Background: Men with hypogonadotropic hypogonadism (HH) are predisposed to reduced bone mineral density (BMD) and fracture risk. While reproductive-hormone therapy improves bone parameters, the degree of skeletal recovery and normalisation remains uncertain, and the long-term trajectory of bone health in this population is not well defined. We aimed to synthesise evidence on BMD in men with HH, compare values with healthy eugonadal men, and evaluate whether reproductive-hormone therapy achieves normalisation of BMD.

Methods: We systematically searched OVID Medline, Embase, CINAHL, Scopus, Web of Science, and the Cochrane Library from inception to July 2024 for studies reporting BMD or fracture outcomes in men with HH. Study selection and data extraction were performed using COVIDENCE and a pre-specified data extraction tool. Meta-analysis compared lumbar-spine (LS) BMD between HH and controls, and meta-regression assessed relationships of LS and femoral-neck (FN) Z-scores with treatment duration and HH subtype.

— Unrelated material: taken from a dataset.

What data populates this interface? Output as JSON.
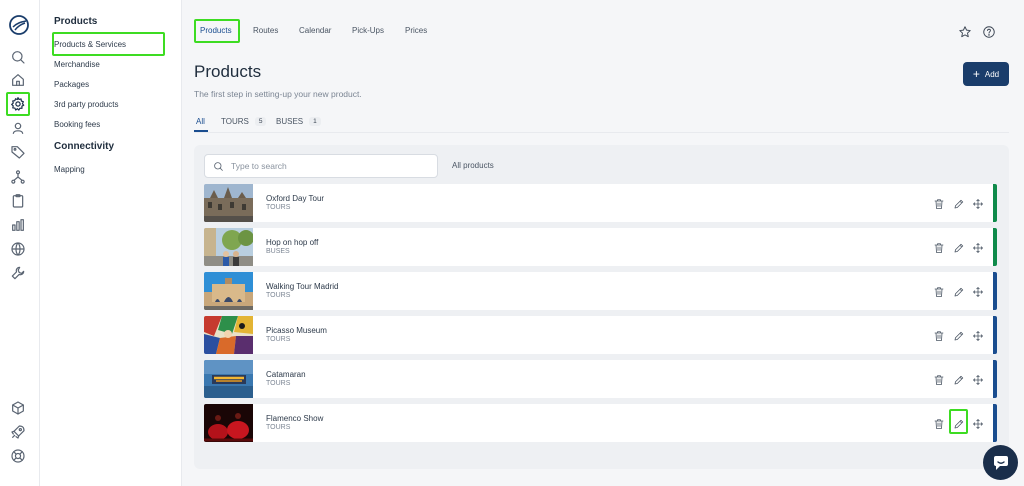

Results: Twenty-five studies meeting inclusion criteria reported 625 men with HH. LS BMD was significantly lower in HH than healthy controls (standardised mean difference −5.98; 95% CI −11.5 to −0.47; P = 0.03). Pooled mean Z-scores were −0.87 (LS) and −0.70 (FN). Meta-regression showed lower Z-scores in congenital vs acquired HH at LS (coefficient −2.28; P = 0.027) and FN (coefficient −1.31; P = 0.0049), with a non-significant trend toward higher LS Z-scores with longer treatment duration (+0.07 per year; P = 0.094). Younger age at treatment initiation, partial HH, and higher sex hormone concentrations were associated with better BMD. Among studies that reported fracture outcomes, prevalence ranged from 17–23%.

Conclusion: Reproductive-hormone therapy improves BMD in men with HH but does not fully restore skeletal health, particularly in congenital cases. Persistent bone deficits highlight the importance of early diagnosis, optimised long-term hormone replacement, and prospective studies to clarify fracture risk and define bone-recovery potential.